I am trying to generate all combination of unique values within my spark dataframe. The solution, which comes to my mind require usage of itertools.product and pandas dataframe, and therefore it is not efficient enough. Here is my code:
all_date = [ i.Date for i in df.select("Date").distinct().collect()]
all_stores_id = [i.ID for i in fd.select("ID").distinct().collect()]
all_category = [i.CATEGORY for i in fd.select("CATEGORY").distinct().collect()]
combined = [all_date, all_stores_id, all_category]

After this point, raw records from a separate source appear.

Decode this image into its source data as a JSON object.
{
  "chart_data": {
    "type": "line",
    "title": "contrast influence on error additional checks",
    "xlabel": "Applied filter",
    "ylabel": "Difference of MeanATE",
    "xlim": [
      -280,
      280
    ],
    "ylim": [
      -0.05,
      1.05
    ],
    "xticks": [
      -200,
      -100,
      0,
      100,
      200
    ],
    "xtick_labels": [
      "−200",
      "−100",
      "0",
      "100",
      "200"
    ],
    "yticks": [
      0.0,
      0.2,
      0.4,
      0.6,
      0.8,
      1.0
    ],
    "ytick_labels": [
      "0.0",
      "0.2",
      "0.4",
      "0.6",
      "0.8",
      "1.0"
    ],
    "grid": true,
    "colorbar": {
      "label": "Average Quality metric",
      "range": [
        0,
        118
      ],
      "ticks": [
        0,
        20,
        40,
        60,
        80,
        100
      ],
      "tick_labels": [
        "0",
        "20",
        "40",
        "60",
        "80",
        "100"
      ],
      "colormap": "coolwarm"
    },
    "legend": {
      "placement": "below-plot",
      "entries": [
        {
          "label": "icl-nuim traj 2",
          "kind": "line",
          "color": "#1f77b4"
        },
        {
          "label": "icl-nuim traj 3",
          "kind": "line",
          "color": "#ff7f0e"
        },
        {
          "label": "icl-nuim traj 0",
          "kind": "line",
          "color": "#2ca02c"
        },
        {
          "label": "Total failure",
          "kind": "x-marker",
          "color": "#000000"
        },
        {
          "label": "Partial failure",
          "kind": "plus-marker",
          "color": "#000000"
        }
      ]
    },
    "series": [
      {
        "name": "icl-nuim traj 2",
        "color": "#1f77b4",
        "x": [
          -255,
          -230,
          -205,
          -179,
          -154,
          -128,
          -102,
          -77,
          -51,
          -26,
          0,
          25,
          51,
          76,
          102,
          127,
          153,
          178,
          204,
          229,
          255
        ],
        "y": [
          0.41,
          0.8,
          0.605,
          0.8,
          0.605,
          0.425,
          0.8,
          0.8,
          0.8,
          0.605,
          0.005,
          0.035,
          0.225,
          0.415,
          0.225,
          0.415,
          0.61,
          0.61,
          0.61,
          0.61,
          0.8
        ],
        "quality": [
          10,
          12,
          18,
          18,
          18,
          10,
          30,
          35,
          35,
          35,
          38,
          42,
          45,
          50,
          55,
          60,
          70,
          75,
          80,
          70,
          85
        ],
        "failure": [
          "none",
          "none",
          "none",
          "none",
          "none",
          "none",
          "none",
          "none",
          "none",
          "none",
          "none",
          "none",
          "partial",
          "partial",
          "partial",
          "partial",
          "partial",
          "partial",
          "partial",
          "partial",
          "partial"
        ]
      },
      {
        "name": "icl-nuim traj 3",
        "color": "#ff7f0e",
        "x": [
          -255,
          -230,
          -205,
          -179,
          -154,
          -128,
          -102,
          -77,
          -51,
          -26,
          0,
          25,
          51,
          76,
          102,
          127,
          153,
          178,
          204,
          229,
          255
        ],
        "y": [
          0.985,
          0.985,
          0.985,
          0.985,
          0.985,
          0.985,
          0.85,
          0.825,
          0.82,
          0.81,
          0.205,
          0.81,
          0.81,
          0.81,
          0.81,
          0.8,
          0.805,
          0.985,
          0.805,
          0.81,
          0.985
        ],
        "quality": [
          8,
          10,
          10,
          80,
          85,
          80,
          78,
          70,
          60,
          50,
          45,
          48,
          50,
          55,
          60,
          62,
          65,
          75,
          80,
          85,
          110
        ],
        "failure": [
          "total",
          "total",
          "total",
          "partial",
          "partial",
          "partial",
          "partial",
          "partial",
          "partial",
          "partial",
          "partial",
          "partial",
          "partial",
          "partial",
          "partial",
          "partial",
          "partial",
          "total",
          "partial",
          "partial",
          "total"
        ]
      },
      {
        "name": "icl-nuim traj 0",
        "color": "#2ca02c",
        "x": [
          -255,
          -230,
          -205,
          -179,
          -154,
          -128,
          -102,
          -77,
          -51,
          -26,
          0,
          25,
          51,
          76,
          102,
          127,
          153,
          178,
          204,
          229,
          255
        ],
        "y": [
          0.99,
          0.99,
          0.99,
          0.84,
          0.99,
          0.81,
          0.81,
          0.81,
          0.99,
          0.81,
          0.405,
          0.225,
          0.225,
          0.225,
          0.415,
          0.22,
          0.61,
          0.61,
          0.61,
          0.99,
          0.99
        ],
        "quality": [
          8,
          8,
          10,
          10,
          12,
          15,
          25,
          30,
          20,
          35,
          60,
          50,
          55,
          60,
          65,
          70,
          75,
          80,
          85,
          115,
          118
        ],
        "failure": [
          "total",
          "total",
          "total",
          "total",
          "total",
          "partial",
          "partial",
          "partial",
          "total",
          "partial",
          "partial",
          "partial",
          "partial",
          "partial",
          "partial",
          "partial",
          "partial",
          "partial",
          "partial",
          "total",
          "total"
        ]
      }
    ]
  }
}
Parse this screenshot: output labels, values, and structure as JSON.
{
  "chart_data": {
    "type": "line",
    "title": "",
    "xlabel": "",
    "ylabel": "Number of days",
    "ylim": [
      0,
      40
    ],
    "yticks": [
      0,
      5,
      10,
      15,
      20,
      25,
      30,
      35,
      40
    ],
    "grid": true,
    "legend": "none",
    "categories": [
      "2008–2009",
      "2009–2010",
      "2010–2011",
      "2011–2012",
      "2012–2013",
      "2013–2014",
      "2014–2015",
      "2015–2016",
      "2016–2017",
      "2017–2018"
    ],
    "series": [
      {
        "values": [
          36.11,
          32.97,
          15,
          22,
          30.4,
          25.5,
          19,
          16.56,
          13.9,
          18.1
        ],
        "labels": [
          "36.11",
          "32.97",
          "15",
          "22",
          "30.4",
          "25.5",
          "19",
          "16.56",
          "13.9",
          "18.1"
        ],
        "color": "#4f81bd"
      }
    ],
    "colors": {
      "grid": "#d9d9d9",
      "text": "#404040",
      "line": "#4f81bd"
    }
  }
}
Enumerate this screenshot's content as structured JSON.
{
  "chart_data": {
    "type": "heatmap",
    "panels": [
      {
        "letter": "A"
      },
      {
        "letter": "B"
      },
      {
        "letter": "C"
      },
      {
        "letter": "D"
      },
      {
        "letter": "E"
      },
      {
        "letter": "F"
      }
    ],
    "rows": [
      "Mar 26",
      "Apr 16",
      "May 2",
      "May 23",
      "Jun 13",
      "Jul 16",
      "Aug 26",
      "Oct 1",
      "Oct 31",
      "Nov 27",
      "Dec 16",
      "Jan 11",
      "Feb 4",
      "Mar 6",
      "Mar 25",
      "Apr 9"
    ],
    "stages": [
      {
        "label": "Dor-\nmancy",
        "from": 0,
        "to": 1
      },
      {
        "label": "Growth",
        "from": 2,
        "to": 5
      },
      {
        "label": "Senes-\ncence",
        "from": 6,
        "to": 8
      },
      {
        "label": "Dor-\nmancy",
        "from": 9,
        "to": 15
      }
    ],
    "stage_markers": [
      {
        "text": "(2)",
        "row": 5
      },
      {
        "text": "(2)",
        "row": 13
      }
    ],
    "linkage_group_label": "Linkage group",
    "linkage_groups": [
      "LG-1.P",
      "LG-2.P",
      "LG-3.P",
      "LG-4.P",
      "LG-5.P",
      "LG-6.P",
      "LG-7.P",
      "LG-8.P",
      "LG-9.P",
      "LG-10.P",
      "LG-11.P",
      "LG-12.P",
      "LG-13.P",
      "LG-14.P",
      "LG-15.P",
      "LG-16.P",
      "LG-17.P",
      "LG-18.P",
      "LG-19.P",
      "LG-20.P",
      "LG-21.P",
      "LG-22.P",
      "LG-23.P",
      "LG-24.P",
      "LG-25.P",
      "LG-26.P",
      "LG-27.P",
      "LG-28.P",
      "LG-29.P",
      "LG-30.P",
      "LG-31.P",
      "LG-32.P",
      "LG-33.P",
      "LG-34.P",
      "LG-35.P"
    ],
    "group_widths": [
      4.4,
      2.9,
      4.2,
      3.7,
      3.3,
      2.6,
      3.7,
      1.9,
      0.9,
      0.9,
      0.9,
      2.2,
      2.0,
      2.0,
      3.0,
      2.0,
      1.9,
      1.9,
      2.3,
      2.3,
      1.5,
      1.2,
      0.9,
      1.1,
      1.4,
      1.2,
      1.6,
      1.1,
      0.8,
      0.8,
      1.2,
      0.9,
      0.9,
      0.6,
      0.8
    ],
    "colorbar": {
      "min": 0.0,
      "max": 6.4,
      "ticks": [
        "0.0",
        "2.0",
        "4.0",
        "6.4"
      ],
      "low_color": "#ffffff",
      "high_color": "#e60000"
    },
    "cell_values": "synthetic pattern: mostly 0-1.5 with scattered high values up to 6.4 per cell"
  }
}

all_combination_pdf= pd.DataFrame(columns = ['Date', 'ID', 'CATEGORY'], data=list(itertools.product(*combined)))
# convert pandas dataframe to spark
all_combination_df = sqlContext.createDataFrame(all_combination_pdf)
joined = all_combination_df.join(df,["Date","ID","CATEGORY"],how="left")
Is there any way to change this code to more sparkonic one?
======EDIT======
I've also tried to implement such functionalities using the crossJoin function. Here is the the code:
test_df = ((df.select('Date').distinct()).crossJoin(df.select('ID').distinct())).crossJoin(df.select('CATEGORY').distinct())
test_df.show(10)
which for some unknown reason raise following exception:
An error occurred while calling o305.showString.
: java.lang.OutOfMemoryError: GC overhead limit exceeded
at java.lang.Integer.valueOf(Integer.java:832)